Keywords: Freshwater mussels--Effect of sediments on
Unionidae--Effect of habitat modification on
Inland navigation--Environmental aspects--Ohio--Ohio--Cincinnati
Mussels--Effect of water quality on
Publisher: Environmental Laboratory (U.S.)
U.S. Army Engineer Waterways Experiment Station.
Series/Report no.: Technical Report;EL-93-2
Abstract: Qualitative and quantitative baseline data were obtained at six and four sites, respectively, at a mussel bed located on the Ohio River (river miles 444.4-445.6), near the William H. Zimmer Station, in July 1991. This information, in conjunction with additional data to be collected in future years, will be used to assess the effects of coal deliveries by barge on freshwater mussels (Family: Unionidae). The station began commercial operation in March 1991. Total species richness (23) was similar to that at other large-river mussel beds. The unionid fauna consisted almost entirely of thick-shelled species and was dominated by Quadrula pustulosa (22. 79 percent), Amblema plicata plicata (20.25 percent), and Pleurobema cordarum (18.49 percent). The assemblage was characterized by an equitable distribution of species with no clear dominants.
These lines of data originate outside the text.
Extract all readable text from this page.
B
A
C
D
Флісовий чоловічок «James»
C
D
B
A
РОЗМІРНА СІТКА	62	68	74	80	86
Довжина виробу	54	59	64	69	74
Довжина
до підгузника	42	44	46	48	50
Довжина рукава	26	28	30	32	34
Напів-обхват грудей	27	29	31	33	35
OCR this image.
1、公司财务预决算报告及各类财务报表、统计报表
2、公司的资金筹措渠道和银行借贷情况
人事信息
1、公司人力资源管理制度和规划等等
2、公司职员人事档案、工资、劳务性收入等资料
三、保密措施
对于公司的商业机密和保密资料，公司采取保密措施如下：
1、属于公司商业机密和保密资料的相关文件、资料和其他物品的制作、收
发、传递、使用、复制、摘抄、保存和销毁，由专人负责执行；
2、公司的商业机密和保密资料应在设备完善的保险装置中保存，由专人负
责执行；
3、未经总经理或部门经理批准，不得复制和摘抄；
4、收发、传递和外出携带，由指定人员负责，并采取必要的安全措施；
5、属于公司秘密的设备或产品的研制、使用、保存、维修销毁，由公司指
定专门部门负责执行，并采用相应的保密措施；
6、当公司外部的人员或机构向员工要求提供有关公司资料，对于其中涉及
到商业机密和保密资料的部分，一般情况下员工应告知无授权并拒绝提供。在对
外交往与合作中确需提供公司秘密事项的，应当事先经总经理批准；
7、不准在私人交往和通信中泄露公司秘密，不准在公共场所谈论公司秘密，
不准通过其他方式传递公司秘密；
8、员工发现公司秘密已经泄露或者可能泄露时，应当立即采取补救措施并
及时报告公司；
Average unionid density (23.2 to 52.4 individuals/sq m) was only slightly less than typical values at similar habitats but not substantially different from values recorded at this bed in 1989 and 1990. Corbiculafluminea density ranged from 472.0 to 780 individuals/sq m, which, although much greater than native unionid density, was similar to that found in most other large-river mussel beds. There was no evidence of competition (either in terms of density or biomass) between native and nonnative bivalves. Populations of dominant unionids consisted of large numbers of intermediate-sized individuals and moderate to low numbers of juveniles and adults. All had multiple age classes and showed evidence of moderately strong recruitment by several recent year classes. Changes in background levels of water velocity and suspended sediments caused by movement of the workboat that shuttles coal to the unloader were measured. These were minor and of little significance at the mussel bed.